Late Friday, all but five Democrats voted against a GOP measure that would have kept the government open through Feb. 16, but did not address immigration. Four of the Democratic "yes" votes were from senators on the ballot in red states in November. Five Republican senators also voted against the measure, including Senate Majority Leader Mitch McConnell, whose vote was for procedural reasons.

Democrats believe a series of factors made this the right moment for the party to risk a shutdown. Among them: a feeling that Trump's stunning comment in a private meeting last week calling for less immigration from "shithole" countries in Africa has put the onus on Republicans to show sympathy for the "Dreamers" — the roughly 700,000 young people brought to the U.S. illegally as children.

Democrats also believe that the party's willingness to help Republicans pass a short-term spending bill at the end of December, when liberal activists were already pushing for a showdown over immigration, shows the party was willing to negotiate a broader deal and can inoculate lawmakers from charges that they're simply playing politics.

"We did it for a month," said Sen. Tim Kaine, D-Va. "At some point it starts to look like the purpose is delay, not to get a deal."

Sen. Jon Tester of Montana, who is among the Democrats up for re-election in November, said he couldn't stomach another short-term bill and blamed GOP leaders for having intentionally "played politics and kicked the can down the road."

There's no guarantee that Democrats will ultimately benefit from a shutdown. A Washington Post-ABC News poll out Friday showed 48 percent of Americans pin the blame for a potential shutdown on Trump and Republicans, while 28 percent fault Democrats. And while numerous surveys show the public overwhelmingly supports finding a solution for the young immigrants in the U.S. illegally, a CNN poll also out Friday shows that 56 percent of Americans say approving a budget agreement to avoid a shutdown is more important than continuing the deportation deferral program.

Trump announced in September that he was ending an Obama program that allowed the young immigrants to avoid deportation and legally work. He threw the issue to Congress, calling for lawmakers to reach a solution before March 5.

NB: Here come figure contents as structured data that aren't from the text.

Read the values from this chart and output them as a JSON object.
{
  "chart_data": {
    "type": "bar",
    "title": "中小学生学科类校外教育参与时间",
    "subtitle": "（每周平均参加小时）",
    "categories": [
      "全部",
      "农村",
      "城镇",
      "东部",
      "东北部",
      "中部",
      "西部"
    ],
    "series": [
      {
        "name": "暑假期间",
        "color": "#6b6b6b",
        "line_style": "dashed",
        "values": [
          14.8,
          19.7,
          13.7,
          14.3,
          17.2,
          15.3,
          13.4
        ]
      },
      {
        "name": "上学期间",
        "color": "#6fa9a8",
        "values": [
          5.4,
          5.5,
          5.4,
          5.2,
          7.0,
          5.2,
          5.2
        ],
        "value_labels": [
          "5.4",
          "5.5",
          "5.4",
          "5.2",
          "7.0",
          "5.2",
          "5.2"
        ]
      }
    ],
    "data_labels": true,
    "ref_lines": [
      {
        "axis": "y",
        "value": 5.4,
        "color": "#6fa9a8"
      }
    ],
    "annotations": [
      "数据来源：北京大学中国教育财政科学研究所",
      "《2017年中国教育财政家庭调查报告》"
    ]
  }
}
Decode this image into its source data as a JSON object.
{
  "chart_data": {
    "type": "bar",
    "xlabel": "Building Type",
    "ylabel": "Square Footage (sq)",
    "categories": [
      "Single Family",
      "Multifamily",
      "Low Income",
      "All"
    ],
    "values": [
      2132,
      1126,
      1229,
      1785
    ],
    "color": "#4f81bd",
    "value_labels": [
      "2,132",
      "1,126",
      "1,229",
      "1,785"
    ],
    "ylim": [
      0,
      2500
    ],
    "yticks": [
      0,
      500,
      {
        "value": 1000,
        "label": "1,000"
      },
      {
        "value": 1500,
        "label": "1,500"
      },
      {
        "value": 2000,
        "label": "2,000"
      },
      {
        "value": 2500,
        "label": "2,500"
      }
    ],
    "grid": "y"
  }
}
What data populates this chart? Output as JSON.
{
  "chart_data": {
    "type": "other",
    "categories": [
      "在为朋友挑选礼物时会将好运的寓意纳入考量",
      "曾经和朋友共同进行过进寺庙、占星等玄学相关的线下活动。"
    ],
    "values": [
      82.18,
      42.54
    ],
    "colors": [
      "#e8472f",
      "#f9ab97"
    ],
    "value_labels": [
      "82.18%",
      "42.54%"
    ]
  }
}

But the president has sent repeated mixed messages over what legislation he would sign on immigration. Last week, he told a bipartisan group of lawmakers that he would sign a bill that funded the government and protected the Dreamers if it included more money for border security. But when senators brought him that compromise bill, he rejected it.

Democrats say that helped open the door for the party to take a harder line in the shutdown fight.

"It's now or never," Fallon said.

Associated Press writer Matthew Daly contributed to this report.